Распрямившись, Артур заметил на ночном столике полупустой стакан с водой и коробочку с антидепрессантами. Горло у него перехватило от порыва любовной жалости. Через девять лет после убийства отца Аугуста все еще боролась с ужасным видением: шофер раскрывает дверцу лимузина, министр машет рукой жене и детям, скучившимся на крыльце, кричит им: «Adeus, ate sera!», и на слове «sera» его голова лопается, как перезрелый гранат. Мякоть и косточки забрызгивают кузов машины, тщательно отполированный тем же утром.
Вблизи женский лоб похож на непроницаемую стену, за которой таятся страхи и невероятно храбрые поступки, застигающие мужчин врасплох. Там можно разглядеть источник опасений, столь часто внушаемых женщинами, и реакцию, вызванную этим страхом: презрение и жестокость, в общем, все, что только есть в мужчине самого трусливого и подлого перед угрозой абсолютной власти, которую он должен задушить в зародыше, если не хочет быть рабом. Такие вещи особенно остро ощущаются, когда женщина, доверившаяся сну, снимает защиту и вновь становится ребенком, способным внушить самому черствому мужчине огромное и неотложное желание защитить ее от жестокости мира. Мендоса — великий Мендоса, могучий Мендоса, который, как ожидалось в международных политических кругах, однажды должен был занять высший пост в Бразилии, — Мендоса думал, что все предусмотрел, чтобы самые дорогие и близкие ему люди были счастливы и, возможно, даже славны в его обществе, рядом с ним, защищающим жестом обнимая их своими руками, прижимая жену к своей груди, положив одну руку на черные кудри Аугусты, а Жетулиу стоял рядом с ним, прямой, скрестив руки на груди, с вызовом во взгляде, который просто невозможно себе представить у столь малого ребенка.

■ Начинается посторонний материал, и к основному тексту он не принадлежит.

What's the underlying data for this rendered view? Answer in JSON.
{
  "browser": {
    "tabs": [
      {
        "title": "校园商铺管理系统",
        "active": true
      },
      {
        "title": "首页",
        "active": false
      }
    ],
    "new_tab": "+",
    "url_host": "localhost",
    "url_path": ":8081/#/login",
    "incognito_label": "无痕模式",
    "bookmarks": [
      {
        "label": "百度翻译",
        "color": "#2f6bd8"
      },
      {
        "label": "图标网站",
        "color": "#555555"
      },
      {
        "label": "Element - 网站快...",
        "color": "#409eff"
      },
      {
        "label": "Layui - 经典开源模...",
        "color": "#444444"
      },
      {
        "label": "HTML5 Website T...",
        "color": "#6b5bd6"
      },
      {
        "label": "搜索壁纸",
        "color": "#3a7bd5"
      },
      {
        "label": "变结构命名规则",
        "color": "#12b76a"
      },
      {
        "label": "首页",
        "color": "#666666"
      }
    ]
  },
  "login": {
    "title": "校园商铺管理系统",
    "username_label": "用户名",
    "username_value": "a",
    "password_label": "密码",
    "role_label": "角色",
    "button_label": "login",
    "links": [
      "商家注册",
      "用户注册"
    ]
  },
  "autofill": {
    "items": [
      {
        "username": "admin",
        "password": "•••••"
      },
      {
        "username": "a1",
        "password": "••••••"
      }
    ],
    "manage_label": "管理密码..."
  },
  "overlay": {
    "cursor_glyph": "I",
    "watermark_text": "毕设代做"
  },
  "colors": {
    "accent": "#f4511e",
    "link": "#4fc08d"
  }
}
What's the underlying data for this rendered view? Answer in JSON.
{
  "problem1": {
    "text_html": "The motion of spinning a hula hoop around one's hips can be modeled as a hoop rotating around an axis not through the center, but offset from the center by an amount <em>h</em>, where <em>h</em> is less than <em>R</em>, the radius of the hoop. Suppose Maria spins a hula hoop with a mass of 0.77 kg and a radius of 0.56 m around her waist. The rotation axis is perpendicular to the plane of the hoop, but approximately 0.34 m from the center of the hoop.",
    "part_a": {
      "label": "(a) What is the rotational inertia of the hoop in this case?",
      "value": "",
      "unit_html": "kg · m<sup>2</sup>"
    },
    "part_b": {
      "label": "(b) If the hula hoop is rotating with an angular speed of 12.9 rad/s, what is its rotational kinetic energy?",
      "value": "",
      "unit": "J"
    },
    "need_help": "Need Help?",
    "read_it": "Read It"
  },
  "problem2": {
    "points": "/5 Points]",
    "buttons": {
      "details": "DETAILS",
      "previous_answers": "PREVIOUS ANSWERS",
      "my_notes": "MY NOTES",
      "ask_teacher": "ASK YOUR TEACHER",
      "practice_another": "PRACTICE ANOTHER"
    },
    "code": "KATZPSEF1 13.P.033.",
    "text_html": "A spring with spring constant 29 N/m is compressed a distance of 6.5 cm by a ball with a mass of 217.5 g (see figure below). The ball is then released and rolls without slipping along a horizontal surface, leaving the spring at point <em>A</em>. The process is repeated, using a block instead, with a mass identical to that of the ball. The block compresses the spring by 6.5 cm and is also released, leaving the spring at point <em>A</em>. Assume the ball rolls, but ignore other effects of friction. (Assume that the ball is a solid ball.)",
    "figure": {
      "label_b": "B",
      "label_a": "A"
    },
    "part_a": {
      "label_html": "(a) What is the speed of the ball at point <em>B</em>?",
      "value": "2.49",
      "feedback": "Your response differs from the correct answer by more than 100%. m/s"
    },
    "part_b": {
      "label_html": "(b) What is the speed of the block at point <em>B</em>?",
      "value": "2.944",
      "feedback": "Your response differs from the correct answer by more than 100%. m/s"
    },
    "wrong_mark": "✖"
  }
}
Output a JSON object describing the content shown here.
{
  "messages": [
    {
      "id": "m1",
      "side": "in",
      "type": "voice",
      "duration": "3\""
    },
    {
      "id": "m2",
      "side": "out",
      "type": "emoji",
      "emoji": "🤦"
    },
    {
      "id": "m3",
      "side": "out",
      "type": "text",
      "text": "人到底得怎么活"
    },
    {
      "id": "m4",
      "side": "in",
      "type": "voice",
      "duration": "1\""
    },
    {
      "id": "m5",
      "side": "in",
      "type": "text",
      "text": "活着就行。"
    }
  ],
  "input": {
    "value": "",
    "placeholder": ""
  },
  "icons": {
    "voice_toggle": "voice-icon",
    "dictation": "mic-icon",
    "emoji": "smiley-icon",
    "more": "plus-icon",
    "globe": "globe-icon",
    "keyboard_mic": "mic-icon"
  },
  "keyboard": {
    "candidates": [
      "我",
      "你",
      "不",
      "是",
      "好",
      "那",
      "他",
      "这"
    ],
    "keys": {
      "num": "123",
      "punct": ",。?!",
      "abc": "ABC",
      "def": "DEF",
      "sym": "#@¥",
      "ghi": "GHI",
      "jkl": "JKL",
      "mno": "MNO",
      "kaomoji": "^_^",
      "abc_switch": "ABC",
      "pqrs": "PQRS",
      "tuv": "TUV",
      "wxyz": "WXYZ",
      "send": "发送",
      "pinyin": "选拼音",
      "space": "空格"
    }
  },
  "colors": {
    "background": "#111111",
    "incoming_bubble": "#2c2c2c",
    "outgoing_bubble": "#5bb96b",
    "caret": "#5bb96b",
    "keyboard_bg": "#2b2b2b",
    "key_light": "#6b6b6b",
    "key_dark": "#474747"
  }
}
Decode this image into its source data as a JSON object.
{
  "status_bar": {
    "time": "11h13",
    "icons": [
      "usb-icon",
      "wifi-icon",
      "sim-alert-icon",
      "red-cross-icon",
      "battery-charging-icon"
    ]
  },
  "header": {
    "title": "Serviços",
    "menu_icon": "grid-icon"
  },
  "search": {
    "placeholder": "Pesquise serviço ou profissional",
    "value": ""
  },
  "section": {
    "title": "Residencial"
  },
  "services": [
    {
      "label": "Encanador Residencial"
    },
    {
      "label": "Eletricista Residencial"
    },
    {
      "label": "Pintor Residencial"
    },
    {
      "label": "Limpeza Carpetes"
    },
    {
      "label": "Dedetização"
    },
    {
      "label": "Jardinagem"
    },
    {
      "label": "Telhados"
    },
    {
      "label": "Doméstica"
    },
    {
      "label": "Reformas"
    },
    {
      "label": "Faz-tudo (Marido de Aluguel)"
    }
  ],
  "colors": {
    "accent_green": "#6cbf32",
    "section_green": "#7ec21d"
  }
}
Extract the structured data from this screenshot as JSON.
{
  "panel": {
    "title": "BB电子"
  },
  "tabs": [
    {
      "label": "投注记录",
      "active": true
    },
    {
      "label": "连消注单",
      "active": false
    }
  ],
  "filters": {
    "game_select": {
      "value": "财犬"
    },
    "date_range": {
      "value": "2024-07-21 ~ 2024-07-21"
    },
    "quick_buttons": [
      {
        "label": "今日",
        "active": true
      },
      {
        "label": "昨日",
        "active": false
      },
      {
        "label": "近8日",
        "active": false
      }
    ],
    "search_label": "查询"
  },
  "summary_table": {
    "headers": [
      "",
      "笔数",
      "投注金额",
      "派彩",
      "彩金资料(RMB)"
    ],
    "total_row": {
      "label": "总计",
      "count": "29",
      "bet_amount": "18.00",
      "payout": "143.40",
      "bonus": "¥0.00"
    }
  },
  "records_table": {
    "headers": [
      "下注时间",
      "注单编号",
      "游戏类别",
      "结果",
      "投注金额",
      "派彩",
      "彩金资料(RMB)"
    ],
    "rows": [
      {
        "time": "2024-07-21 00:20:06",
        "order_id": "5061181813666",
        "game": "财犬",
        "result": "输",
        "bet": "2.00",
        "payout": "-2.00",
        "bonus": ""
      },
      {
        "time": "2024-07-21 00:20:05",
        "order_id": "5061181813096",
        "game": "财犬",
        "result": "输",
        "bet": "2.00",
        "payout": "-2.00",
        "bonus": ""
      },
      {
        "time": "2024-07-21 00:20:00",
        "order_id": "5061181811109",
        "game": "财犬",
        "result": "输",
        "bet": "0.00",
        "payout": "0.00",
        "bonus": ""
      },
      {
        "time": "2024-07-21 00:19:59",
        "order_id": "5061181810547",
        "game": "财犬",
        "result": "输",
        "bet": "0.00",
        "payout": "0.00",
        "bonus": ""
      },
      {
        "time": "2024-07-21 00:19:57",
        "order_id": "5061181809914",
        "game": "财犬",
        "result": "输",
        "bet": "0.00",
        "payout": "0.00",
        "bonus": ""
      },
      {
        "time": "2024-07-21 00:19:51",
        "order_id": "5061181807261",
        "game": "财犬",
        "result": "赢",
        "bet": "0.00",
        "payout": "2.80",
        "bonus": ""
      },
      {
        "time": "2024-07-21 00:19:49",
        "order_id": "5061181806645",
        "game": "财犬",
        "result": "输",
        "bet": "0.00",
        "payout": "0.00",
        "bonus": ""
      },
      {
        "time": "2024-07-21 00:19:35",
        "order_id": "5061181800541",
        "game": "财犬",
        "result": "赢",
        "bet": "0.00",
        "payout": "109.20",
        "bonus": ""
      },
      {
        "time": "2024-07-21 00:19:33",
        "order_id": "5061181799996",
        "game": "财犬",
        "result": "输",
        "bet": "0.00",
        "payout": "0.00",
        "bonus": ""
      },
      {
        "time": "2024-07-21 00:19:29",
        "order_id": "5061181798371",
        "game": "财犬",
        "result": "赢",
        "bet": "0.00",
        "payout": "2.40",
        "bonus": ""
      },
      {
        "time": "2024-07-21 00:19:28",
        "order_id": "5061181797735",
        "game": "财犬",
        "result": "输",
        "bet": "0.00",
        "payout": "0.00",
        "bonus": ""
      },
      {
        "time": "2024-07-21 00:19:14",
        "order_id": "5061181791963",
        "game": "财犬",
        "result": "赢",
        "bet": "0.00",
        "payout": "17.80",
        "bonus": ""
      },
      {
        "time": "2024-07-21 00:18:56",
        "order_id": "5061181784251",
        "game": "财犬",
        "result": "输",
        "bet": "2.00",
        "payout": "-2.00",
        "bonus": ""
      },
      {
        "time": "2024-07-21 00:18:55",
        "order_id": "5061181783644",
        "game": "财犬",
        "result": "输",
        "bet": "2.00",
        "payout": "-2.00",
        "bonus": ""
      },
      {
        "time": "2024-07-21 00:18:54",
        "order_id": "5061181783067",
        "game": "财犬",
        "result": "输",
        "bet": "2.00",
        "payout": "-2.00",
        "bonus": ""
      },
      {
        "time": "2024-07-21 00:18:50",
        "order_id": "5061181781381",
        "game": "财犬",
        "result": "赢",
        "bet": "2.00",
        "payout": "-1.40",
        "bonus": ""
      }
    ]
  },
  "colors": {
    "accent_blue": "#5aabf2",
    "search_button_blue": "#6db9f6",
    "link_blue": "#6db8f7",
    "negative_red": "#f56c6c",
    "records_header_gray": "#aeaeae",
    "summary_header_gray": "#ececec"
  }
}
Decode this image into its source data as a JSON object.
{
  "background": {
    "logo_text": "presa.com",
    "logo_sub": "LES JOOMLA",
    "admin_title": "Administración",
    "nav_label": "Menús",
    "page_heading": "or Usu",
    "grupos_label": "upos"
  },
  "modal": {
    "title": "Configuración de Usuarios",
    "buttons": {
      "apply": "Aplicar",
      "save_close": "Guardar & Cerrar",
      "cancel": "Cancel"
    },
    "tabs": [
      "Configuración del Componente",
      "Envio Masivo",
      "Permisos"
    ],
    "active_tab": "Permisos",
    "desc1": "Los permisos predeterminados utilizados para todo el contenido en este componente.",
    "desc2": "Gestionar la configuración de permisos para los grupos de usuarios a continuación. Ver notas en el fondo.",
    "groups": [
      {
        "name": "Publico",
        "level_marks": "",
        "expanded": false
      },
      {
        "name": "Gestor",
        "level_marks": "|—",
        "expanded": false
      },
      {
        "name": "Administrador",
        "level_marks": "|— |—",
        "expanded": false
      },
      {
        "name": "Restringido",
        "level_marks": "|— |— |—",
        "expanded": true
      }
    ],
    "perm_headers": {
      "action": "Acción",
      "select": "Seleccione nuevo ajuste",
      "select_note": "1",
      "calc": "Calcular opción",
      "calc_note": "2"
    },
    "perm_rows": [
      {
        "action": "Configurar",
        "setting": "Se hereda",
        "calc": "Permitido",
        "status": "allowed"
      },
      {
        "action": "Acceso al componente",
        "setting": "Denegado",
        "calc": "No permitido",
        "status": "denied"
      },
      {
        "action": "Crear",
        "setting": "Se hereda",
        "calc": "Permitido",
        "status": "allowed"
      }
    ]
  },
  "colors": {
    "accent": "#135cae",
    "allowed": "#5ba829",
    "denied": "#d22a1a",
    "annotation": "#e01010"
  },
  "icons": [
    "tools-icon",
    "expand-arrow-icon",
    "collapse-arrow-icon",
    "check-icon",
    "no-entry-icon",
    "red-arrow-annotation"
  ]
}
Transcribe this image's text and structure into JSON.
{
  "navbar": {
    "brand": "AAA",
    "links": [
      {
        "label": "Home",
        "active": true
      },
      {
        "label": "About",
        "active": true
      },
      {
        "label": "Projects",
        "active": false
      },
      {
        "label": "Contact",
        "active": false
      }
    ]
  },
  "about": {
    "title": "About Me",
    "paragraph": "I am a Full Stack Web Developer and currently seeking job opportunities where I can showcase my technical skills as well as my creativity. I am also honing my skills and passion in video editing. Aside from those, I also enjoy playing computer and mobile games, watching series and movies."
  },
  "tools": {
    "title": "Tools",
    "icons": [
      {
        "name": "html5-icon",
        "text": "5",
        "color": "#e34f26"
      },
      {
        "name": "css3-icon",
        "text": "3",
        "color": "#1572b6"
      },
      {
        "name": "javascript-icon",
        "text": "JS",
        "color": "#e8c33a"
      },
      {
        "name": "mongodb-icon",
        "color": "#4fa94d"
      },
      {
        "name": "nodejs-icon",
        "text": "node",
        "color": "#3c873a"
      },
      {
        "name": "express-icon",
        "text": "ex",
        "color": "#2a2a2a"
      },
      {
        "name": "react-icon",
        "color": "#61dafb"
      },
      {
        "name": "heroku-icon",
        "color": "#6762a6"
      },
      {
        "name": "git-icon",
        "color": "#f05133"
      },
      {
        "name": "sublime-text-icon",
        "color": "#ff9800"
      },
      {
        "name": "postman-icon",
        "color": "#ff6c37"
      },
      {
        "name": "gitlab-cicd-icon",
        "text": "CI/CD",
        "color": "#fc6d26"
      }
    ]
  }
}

Артур ничего не выдумывал: на круглом столике посреди каюты красовалась фотография в серебряной рамке — свидетель счастливых дней. В Женеве вдова Мендосы уже даже не вспоминала о нем. В Бразилии политики поделили между собой его клиентуру. Он жил теперь только в памяти Жетулиу и Аугусты. Убийцы не предусмотрели одного: преступление и его образ навсегда впечатались в сетчатку его дочери, которая не могла с этим смириться.